Tim Gombis on the New Perspective (and why it doesn't go far enough)

by Andrew Perriman

The problem, in the first place, is that Tim appears to view things primarily through the lens of Galatians, where the question of whether Gentiles need concretely to identify themselves with Law-based Israel by means of circumcision, etc., is very much at the forefront. This is a specific issue, however, occasioned by the activity of Judaizing apostles from Jerusalem. What are the markers of authentic membership of the people of God? Works of the Spirit or those particular “works of the Law” that demarcate Jews from Gentiles (Gal. 3:5)?

Romans, on the other hand, addresses the issue of “works of the Law” on a much broader and logically prior basis. Here the premise of Paul’s argument is that a “day of wrath” is coming upon the ancient world. This will bring a dramatic and decisive end to the whole system of pagan religion and ethics; and Israel, despite having the Law and a bunch of other privileges, will not be exempt from “judgment”. Judgment means destruction (Rom. 9:22). So the critical question is not about membership but about survival. On what basis will the “righteous” live when the day of wrath comes (cf. Hab. 2:4)? Not on the basis of “works of the Law”, because the Law now condemns, but on the basis of a radical faith—which is also faithfulness—in the story of Jesus’ death and resurrection.

So the New Perspective, as Tim Gombis presents it, is limited in the first place by its failure to grasp the historical-eschatological dimensions of Paul’s thought. Tim cites the generalized Christian apocalypticism of scholars such as J. C. Beker, Lou Martyn, Bruce Longenecker, Douglas Campbell, and Leander Keck. But I think that Paul’s apocalypticism is much more focused, contingent, historical and, indeed, Jewish—and that his argument about Law and faith in Romans 2-4 cannot be properly understood without taking this narrative of wrath into account.

Tim writes that the “incarnation is the invasion of the Son of God to retake God’s world for God’s glory”. I would say that the resurrection of Jesus is for Paul a clear indication that the God of Israel intends to annex the Greek-Roman world for the sake of his glory.
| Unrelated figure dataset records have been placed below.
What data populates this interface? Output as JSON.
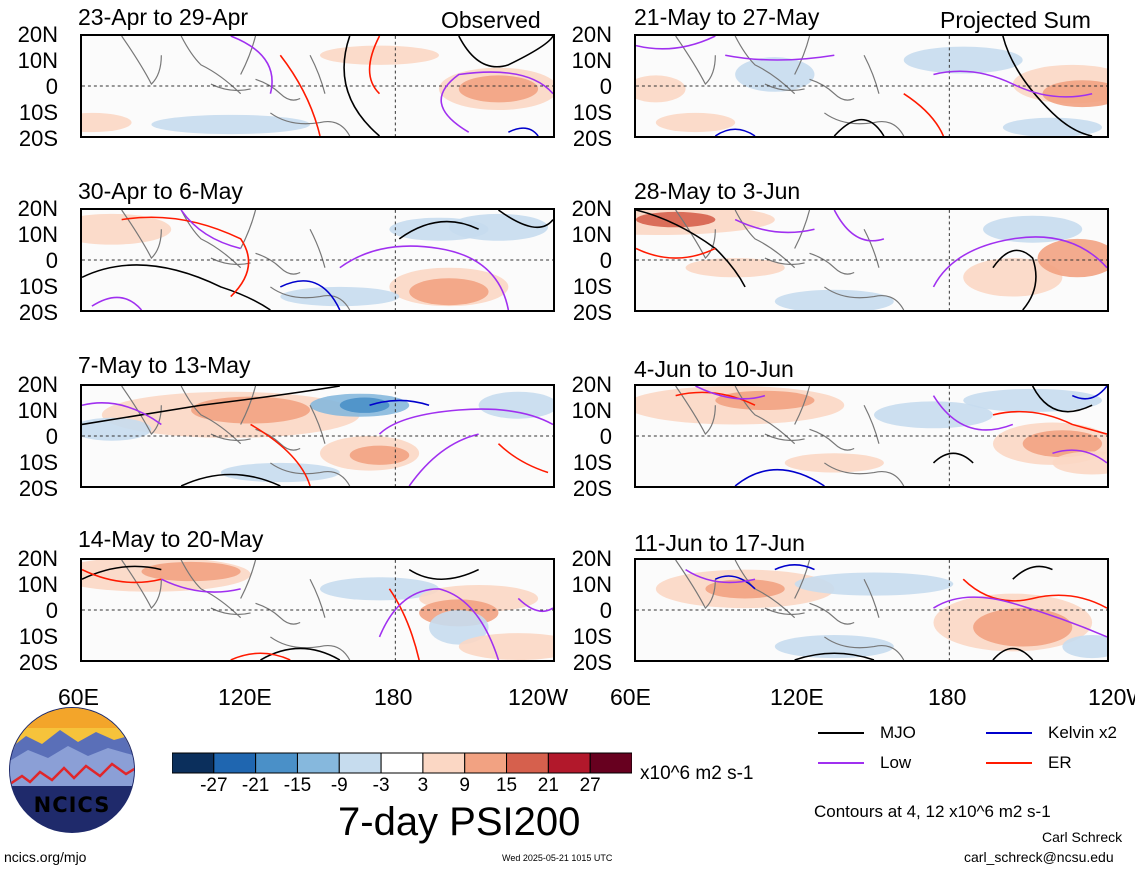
{
  "chart_data": {
    "type": "heatmap",
    "title": "7-day PSI200",
    "units": "x10^6 m2 s-1",
    "contour_note": "Contours at 4, 12 x10^6 m2 s-1",
    "y_ticks": [
      "20N",
      "10N",
      "0",
      "10S",
      "20S"
    ],
    "x_ticks": [
      "60E",
      "120E",
      "180",
      "120W"
    ],
    "x_ticks_right": [
      "60E",
      "120E",
      "180",
      "120W"
    ],
    "columns": [
      {
        "label": "Observed",
        "panels": [
          "23-Apr to 29-Apr",
          "30-Apr to 6-May",
          "7-May to 13-May",
          "14-May to 20-May"
        ]
      },
      {
        "label": "Projected Sum",
        "panels": [
          "21-May to 27-May",
          "28-May to 3-Jun",
          "4-Jun to 10-Jun",
          "11-Jun to 17-Jun"
        ]
      }
    ],
    "colorbar": {
      "ticks": [
        "-27",
        "-21",
        "-15",
        "-9",
        "-3",
        "3",
        "9",
        "15",
        "21",
        "27"
      ],
      "colors": [
        "#0b2f5c",
        "#1f66b0",
        "#4a90c8",
        "#86b8dd",
        "#c6dcee",
        "#ffffff",
        "#fbd7c4",
        "#f2a282",
        "#d6604d",
        "#b2182b",
        "#67001f"
      ]
    },
    "legend": [
      {
        "name": "MJO",
        "color": "#000000"
      },
      {
        "name": "Kelvin x2",
        "color": "#0000cc"
      },
      {
        "name": "Low",
        "color": "#a030f0"
      },
      {
        "name": "ER",
        "color": "#ff1a00"
      }
    ]
  },
  "footer": {
    "logo_text": "NCICS",
    "url": "ncics.org/mjo",
    "timestamp": "Wed 2025-05-21 1015 UTC",
    "author": "Carl Schreck",
    "email": "carl_schreck@ncsu.edu"
  }
}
I think that Paul lies quite a bit further outside the sphere of a theology shaped by the western Christendom-modern paradigm.
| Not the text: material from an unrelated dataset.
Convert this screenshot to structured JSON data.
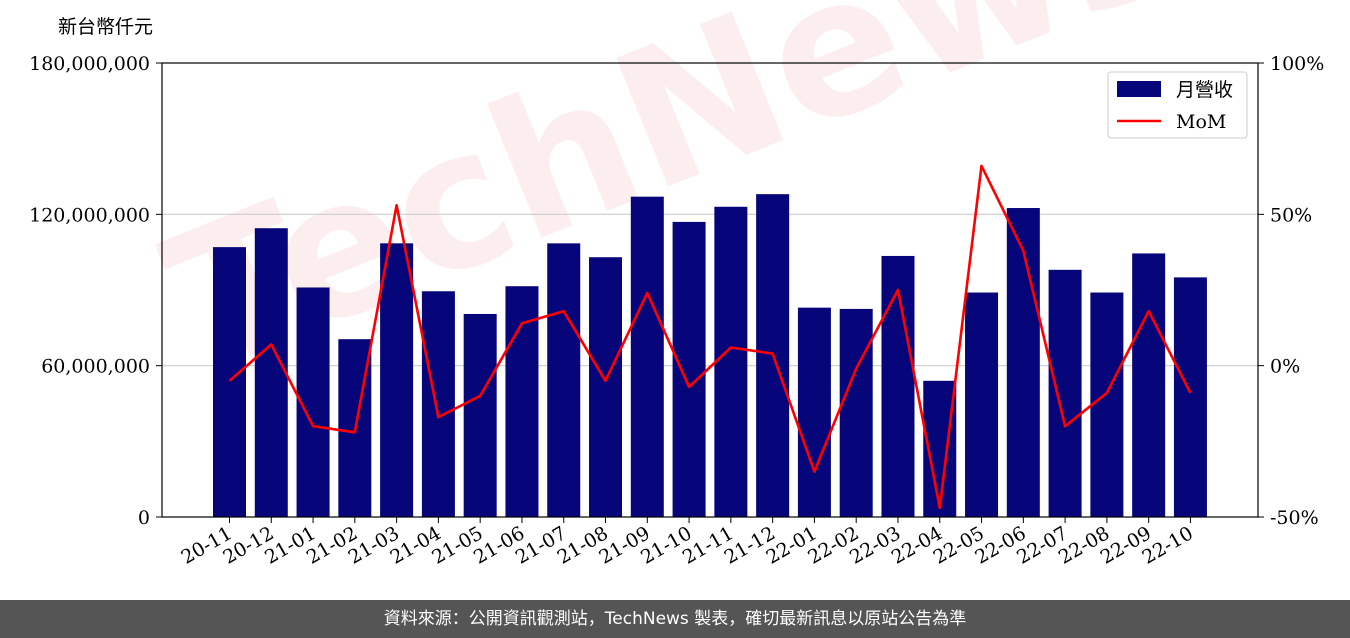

This brings us to the second limitation, which is highlighted by this paragraph:
Several scholars have complained that the “new perspective” can tend merely to describe Paul’s flow of thought sociologically so that we’re left with a very thin theological reading of Paul. This criticism isn’t too far from the mark. I agree with Stephen Westerholm’s point that while “new perspective” scholars may outstrip the reformers in grasping historically what Paul was getting at, they cannot match the reformers at recovering Paul’s deeper theological impulses. Interpreters such as Augustine, Luther, and Calvin do indeed provide for us excellent models of theological interpretation of Paul.
The word “sociologically” is wrong. Paul’s argument remains thoroughly theological even when located within its own historical-eschatological setting, for the reason that I gave above: it is not merely a matter of the terms of membership in the covenant community; it has to do with the agenda of Israel’s God. But the criticism is correct: we have not yet worked out how to derive from the re-contextualized Paul a theology compelling enough to drive and sustain the life and thought of the church today.

The answer to this dilemma, however, cannot be that we simply bolt a Reformation theology on to the New Perspective. Tim Gombis seems to want to both have his cake and eat it. These are incompatible paradigms. The distinction between what Paul meant historically and his “deeper theological impulses” is an invalid one. We only have the historical Paul.




Instead, we have to take the much more difficult approach of plotting a new theological trajectory from a consistent New Perspective reading of Paul to land somewhere beyond the modalities of Christendom—remember that the Reformation was only an attempt to reform the Christendom model of church. If the insights of the Reformers or of modern evangelicalism then help us to understand more clearly what it means to have been brought into this narrative, fine. The same could be said of any other Christendom tradition. But Paul has first to be allowed to speak for himself.